GuillaumeHolley commented 4 years ago

Hi @phiweger

It is something possible to integrate but it would take some time to do and we have a couple of ideas that we would like to prioritize for future versions. Do you have a specific use case in mind? A simple thing to do is to use Bifrost to build the graph from the short reads and query the graph with the corrected long reads. That would already give you which k-mers of the corrected long reads are in the graph or not. Using the Bifrost API to pinpoint exactly in which unitigs these k-mers occur wouldn't be too much additional troubles.

phiweger commented 4 years ago

I want to implement kmer indexing using bifrost -- there the idea (Dilthey et al.) is to sequence barcoded isolates using Illumina, build the assembly graph for each isolate, and then bin unbarcoded Nanopore reads from the same isolates to their respective barcode by "aligning" them to either one of those graphs (this saves ligase which is an important cost factor in the Nanopore protocol).

How would I use bifrost to query the kmers. Ie if I use "bifrost query" it does try to find all --ratio kmers. So should I decompose each read into its kmers (put them in a fasta file) and them search them?

Thanks for your help!

GuillaumeHolley commented 4 years ago

Very interesting! It seems to me you would need to build the colored de Bruijn graph of the barcoded Illumina isolates using Bifrost, one color for each barcode/isolate. By using bifrost query with a reasonable k-mer ratio, the tool with already tell you for each ONT read in which color (barcode/isolate) you reads "align" to. Since you would run this from uncorrected ONT reads, I would even advise to run this using the inexact k-mer querying mode of Bifrost. It would increase the number of anchors between your ONT reads and the graph (at a cost of a longer running time) for a more accurate result. No need to decompose your ONT reads into k-mers, just submit your fasta/fastq file as a query file, Bifrost will take care of the decomposition. Unless you want to know specifically which k-mer maps to the graph and where. If it is the case I would advise to dig the Bifrost API a little bit to make your own tool, it wouldn't take much code. Even with pre-decomposed k-mer queries in input, bifrost query will not tell you where your k-mers map in the graph while the API can do that rather easily.

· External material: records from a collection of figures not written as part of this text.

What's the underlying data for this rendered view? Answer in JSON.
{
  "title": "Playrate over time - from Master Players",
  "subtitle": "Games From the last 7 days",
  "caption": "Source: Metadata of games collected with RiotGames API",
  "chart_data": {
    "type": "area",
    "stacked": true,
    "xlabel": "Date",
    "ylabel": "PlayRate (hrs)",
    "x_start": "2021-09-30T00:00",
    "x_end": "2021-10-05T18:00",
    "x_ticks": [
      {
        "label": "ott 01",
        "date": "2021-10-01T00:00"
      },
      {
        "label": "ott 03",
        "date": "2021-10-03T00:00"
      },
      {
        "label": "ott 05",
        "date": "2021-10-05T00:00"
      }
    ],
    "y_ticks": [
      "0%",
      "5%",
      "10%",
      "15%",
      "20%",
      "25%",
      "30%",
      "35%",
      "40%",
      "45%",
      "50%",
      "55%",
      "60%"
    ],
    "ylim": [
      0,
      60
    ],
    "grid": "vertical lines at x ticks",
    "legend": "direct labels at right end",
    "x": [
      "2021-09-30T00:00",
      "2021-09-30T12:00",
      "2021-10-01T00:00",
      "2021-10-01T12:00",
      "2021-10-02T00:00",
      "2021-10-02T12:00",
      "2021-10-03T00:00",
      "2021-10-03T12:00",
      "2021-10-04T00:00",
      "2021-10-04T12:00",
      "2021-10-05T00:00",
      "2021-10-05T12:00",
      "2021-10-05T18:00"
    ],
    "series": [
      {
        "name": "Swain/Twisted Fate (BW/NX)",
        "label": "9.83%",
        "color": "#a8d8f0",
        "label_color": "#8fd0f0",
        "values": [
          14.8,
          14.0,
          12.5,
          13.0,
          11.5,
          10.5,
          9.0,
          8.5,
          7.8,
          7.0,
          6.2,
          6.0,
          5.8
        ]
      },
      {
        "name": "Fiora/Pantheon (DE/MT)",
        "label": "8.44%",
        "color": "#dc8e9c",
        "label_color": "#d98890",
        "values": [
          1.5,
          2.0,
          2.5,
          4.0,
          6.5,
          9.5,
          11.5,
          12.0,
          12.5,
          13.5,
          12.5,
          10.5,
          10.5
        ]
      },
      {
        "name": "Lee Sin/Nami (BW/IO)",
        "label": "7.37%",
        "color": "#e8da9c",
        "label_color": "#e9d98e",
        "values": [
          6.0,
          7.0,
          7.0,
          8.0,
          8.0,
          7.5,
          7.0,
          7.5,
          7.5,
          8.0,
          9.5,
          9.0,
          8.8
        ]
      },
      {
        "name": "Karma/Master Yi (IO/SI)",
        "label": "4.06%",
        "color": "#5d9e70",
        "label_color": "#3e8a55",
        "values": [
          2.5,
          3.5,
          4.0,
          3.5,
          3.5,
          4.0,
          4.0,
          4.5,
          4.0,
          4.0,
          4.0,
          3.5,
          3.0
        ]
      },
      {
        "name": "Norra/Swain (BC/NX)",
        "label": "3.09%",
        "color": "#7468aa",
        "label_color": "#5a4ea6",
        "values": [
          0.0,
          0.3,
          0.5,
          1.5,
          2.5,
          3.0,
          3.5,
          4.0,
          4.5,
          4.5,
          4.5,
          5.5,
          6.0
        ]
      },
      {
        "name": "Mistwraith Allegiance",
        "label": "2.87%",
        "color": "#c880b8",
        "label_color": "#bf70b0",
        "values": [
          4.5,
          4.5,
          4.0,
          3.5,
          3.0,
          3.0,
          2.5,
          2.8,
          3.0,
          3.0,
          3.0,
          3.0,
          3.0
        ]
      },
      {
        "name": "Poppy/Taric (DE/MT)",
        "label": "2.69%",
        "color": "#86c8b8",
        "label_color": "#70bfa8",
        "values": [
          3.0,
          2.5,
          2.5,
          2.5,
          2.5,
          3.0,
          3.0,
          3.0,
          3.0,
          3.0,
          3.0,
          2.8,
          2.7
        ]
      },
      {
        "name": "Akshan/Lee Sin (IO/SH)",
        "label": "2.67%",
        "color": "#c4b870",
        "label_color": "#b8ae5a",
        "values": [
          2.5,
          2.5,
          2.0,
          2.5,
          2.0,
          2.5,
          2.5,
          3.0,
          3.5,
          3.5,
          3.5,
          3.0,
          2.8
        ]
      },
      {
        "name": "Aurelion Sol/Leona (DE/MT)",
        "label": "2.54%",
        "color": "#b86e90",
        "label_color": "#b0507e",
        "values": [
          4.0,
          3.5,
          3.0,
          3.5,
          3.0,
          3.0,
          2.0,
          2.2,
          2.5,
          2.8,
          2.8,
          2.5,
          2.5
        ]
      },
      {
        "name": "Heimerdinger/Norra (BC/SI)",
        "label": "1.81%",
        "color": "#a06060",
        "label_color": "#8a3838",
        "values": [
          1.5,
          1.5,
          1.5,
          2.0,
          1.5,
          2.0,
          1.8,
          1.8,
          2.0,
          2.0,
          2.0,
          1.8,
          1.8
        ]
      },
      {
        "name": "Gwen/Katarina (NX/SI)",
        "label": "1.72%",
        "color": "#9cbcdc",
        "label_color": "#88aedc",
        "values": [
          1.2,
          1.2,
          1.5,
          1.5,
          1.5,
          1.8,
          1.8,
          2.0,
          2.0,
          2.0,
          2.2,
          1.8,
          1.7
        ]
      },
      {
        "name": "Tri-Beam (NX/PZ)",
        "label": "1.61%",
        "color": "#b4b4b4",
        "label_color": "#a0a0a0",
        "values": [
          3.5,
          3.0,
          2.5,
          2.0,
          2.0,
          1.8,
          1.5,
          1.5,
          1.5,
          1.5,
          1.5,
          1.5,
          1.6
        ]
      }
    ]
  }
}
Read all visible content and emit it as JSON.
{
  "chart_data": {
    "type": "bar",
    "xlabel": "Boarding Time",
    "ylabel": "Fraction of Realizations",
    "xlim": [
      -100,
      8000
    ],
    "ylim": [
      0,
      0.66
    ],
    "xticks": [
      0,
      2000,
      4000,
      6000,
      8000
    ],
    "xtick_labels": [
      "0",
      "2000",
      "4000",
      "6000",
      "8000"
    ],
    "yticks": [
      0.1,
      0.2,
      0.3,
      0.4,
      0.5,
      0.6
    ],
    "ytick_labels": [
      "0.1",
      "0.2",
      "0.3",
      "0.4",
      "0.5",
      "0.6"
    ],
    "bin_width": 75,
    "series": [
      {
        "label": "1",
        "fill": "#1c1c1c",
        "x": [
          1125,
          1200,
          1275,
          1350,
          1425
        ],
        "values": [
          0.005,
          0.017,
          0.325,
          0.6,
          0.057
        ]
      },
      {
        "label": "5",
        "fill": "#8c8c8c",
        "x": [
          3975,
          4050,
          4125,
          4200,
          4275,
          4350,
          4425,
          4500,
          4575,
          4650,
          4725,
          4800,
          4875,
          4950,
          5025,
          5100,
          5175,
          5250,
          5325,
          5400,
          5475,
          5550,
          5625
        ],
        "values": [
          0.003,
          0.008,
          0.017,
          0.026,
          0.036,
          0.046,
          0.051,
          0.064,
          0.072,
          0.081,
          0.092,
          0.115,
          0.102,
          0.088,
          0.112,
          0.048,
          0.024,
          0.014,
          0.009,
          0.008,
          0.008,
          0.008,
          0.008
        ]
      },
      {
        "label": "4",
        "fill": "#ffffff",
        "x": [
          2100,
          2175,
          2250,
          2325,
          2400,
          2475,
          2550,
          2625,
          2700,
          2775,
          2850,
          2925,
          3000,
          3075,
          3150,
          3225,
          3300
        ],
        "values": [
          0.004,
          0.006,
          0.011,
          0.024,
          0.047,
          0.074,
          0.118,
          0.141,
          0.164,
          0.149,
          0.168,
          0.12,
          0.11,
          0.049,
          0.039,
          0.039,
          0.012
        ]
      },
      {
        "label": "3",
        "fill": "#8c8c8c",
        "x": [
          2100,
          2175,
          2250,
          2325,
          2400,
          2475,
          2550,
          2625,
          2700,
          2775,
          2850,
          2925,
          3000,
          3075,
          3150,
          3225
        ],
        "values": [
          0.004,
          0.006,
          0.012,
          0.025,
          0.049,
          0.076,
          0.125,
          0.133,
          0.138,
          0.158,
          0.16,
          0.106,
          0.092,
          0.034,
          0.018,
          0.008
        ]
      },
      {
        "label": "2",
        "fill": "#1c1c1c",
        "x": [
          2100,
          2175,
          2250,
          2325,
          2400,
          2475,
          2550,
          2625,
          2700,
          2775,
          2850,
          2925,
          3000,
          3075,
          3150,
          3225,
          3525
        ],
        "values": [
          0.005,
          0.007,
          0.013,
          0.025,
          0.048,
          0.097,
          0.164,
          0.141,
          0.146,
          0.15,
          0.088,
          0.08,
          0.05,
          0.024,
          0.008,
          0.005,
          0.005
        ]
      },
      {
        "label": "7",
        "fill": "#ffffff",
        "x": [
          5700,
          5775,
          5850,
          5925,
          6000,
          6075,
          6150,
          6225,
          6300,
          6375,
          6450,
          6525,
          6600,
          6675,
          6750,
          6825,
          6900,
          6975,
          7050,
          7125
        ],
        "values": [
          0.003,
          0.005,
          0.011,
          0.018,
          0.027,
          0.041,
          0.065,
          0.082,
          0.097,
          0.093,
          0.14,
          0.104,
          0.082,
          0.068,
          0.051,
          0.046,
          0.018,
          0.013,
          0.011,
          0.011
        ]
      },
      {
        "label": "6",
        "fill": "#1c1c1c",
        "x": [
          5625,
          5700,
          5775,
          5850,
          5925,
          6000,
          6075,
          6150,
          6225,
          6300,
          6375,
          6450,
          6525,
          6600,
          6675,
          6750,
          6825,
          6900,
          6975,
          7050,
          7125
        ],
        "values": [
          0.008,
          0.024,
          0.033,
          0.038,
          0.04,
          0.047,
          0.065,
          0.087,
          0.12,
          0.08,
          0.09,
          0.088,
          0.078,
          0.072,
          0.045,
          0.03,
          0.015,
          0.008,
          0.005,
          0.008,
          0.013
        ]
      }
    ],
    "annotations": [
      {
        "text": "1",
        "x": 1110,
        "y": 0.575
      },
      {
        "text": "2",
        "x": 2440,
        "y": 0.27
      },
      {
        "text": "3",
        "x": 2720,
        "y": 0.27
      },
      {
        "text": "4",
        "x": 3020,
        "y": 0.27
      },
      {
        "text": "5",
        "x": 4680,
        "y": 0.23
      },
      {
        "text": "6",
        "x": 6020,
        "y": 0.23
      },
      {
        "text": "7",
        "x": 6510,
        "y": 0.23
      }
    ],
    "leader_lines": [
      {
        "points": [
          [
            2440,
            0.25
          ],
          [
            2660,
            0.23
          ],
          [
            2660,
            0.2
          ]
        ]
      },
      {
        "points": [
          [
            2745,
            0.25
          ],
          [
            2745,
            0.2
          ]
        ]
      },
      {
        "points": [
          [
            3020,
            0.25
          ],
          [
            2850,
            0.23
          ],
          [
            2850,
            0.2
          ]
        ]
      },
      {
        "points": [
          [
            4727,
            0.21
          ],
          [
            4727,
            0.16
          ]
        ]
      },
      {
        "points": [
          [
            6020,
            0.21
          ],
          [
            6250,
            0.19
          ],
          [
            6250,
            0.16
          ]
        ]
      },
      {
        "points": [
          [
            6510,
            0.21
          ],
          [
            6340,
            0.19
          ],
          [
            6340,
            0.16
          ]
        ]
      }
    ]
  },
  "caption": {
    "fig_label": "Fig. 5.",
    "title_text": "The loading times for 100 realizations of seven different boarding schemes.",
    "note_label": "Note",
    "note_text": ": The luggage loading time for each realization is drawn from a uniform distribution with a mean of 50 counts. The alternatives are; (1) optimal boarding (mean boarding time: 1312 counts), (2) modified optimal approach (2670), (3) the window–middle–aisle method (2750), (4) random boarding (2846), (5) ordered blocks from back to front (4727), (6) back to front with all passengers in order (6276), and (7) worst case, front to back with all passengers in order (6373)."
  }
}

phiweger commented 4 years ago

thanks a lot, that gets me started. w/ API you mean the C++ one? I read in some issue that there are (unofficial) Python bindings?

GuillaumeHolley commented 4 years ago

By API, I mean the C++ one indeed. Lucas van Dijk has been making a fantastic work on the python bindings for Bifrost (https://github.com/broadinstitute/pyfrost) but I think the project is still in its early stages. I'm not sure how ready it is and how many of the Bifrost functionalities are available so if Python is essential here, better ask Lucas himself before getting started. Otherwise, I would be happy to answer any question or provide tips regarding the C++ API.

phiweger commented 4 years ago

ok thanks again! I tried pyfrost but there are still some issues concerning installation and basic operations so for now I'll try the C++ API :)